Yûşa Tepesi Camisi'nin Duvarındaki Tanıtıcı Kitabe
Türbede gömülü olan zatın Yuşâ (M. Ö. 1082-972) olduğunu
inanılmaktadır. Bu inanışı doğrulayacak hiçbir belge olmamakla birlikte, yine de halk arasında buraya büyük bir ilgi vardır.
Bugün Yûşa Tepesi’ndeki bu türbe her türlü sıkıntı ve dilek için ziyaret edilmekte ve adak adanmaktadır. Daha sonra dilekleri gerçekleşenler, adaklarını geciktirmeden yerine getirmektedir.
Yûşa Peygamber'in Türbesi
Avluda bulunan mezar normal insan boyu ölçülerinde olmayan
bir uzunluktadır!. Tepede Yûşâ Peygamber'e ait 17 metrelik mezarın niye bu kadar
uzun olduğuna dair çeşitli rivayetler vardır. Kimileri bu uzunluğun nedenini,
Hz. Yûşa'nın bir peygamber olmasından dolayı kendisine duyulan saygı ve
sevginin göstergesi olarak açıklarken, kimisine göreyse, mezar manevi bir
keşifle bulunduğu için, Hz. Yûşa'nın tam olarak nerede yattığı kestirilememiş
ve belki isabet eder maksadıyla büyük tutulmuştur.

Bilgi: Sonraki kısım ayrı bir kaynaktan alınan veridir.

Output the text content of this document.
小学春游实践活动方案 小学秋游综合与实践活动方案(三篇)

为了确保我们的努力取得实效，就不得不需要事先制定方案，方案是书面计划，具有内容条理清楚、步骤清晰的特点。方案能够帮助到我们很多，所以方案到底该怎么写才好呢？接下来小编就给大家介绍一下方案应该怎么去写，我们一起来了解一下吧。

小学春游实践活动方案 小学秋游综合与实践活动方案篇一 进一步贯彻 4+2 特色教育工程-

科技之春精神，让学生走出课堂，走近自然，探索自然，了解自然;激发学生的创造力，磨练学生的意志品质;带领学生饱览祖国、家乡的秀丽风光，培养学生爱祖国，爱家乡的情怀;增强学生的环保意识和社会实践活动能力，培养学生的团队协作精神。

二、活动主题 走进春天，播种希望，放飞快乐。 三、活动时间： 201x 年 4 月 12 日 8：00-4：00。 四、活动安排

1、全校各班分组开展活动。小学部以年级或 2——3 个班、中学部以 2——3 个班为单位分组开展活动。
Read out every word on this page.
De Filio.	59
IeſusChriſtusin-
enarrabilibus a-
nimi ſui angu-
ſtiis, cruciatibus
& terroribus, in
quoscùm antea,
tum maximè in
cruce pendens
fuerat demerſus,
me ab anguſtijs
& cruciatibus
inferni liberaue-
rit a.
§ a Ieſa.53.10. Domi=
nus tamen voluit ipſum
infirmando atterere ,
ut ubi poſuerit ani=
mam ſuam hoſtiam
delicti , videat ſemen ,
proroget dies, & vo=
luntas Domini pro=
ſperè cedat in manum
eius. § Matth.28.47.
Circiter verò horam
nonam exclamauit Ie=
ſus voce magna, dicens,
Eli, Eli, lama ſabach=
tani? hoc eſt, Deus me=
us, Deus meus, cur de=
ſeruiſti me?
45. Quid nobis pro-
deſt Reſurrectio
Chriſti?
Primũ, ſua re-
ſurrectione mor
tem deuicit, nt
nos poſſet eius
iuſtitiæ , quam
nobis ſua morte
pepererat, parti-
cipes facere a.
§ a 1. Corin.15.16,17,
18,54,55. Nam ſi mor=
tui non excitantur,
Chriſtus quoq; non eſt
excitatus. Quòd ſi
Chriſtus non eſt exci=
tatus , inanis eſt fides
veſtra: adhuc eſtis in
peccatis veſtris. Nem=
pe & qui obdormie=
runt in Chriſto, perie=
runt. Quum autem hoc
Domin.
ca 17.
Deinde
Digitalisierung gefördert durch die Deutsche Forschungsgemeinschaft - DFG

Eşsiz manzarası ve mânevî konumuyla ziyaretçisi eksik olmayan bu türbe hakkında çeşitli rivâyetler mevcuttur.
*Bir rivayete göre Hz Musa ile birlikte Mecmaul-Bahreyn'e (Boğaziçi) gelmiş olan Yûşâ (A.S.) vefat etmiş ve bu tepeye gömülmüştür.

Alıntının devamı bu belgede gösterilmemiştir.